AIM 2) Determine how BAF silences foreign DNA through compaction and a DNA damage response. Our unpublished data demonstrates that cytoplasmic BAF:DNA complexes also contain DNA repair proteins. Understanding how BAF and DNA repair machinery coordinate the silencing of foreign DNA, but are eluded by poxviruses, will be a central focus of this aim.

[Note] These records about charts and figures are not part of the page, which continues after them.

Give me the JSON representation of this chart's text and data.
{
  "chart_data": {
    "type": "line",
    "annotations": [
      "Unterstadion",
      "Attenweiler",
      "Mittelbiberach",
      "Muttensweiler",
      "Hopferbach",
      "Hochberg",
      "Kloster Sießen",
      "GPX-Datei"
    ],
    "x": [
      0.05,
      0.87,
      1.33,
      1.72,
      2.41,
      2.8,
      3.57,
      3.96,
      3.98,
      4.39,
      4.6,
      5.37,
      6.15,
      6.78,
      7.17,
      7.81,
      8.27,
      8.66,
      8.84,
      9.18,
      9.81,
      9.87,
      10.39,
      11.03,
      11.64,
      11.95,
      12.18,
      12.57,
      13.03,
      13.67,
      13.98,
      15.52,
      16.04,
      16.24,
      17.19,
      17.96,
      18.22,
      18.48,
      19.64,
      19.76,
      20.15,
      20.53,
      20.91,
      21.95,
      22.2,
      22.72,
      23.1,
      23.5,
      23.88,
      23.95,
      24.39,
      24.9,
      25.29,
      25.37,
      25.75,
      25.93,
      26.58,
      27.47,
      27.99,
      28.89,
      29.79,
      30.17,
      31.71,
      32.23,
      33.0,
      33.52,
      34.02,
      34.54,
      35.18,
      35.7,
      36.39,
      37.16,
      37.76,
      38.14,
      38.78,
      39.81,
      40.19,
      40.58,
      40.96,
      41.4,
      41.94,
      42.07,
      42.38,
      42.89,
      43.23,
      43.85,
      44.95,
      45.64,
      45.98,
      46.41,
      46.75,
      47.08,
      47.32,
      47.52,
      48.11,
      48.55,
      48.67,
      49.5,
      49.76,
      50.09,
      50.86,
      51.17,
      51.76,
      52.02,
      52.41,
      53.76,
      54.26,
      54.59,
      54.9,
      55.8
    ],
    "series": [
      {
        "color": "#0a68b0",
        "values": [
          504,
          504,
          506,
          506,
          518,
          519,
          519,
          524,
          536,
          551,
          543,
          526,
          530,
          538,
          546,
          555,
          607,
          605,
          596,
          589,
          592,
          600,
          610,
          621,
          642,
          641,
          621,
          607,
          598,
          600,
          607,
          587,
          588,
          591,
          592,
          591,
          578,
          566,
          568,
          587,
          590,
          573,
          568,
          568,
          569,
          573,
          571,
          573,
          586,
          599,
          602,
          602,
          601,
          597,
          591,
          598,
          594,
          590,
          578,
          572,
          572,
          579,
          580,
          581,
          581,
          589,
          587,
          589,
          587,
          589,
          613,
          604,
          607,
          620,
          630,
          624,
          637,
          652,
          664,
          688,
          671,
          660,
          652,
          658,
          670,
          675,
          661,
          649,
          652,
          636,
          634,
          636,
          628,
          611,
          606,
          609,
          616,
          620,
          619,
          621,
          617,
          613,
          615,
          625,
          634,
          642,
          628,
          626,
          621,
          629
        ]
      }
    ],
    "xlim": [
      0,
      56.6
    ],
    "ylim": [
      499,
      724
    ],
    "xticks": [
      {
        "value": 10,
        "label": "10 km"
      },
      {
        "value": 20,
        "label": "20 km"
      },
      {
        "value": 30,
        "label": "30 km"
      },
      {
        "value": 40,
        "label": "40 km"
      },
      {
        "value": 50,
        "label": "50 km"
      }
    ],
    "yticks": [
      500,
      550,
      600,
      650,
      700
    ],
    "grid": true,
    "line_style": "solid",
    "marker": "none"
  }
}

AIM 3) Determine how BAF regulates innate signaling responses to foreign DNA. In this aim, we will test our hypothesis that BAF:DNA complexes are a scaffold on which signaling proteins can concentrate, thus yielding insight into the molecular interactions fundamental for activation of these pathways. Throughout the course of these studies, both wild-type and mutant vaccinia viruses will be used as tools for the further study of BAF and other DNA-specific defenses, which will be an innovative application of this pathogen. At the conclusion of this work, the insights gained will further our understanding not only of poxviral- host interaction, but will be broadly significant to the understanding of immune responses to DNA in general.
DNA-specific intrinsic and innate immune defenses can be triggered by the genomes of both pathogens and the host, and is therefore of broad biomedical importance. The studies in this application will result in a greater understanding of the molecular basis of immune responses to extrachromosomal DNA. The insights gained will allow for future development of diagnostic tools and therapies targeting both infectious and autoimmune diseases.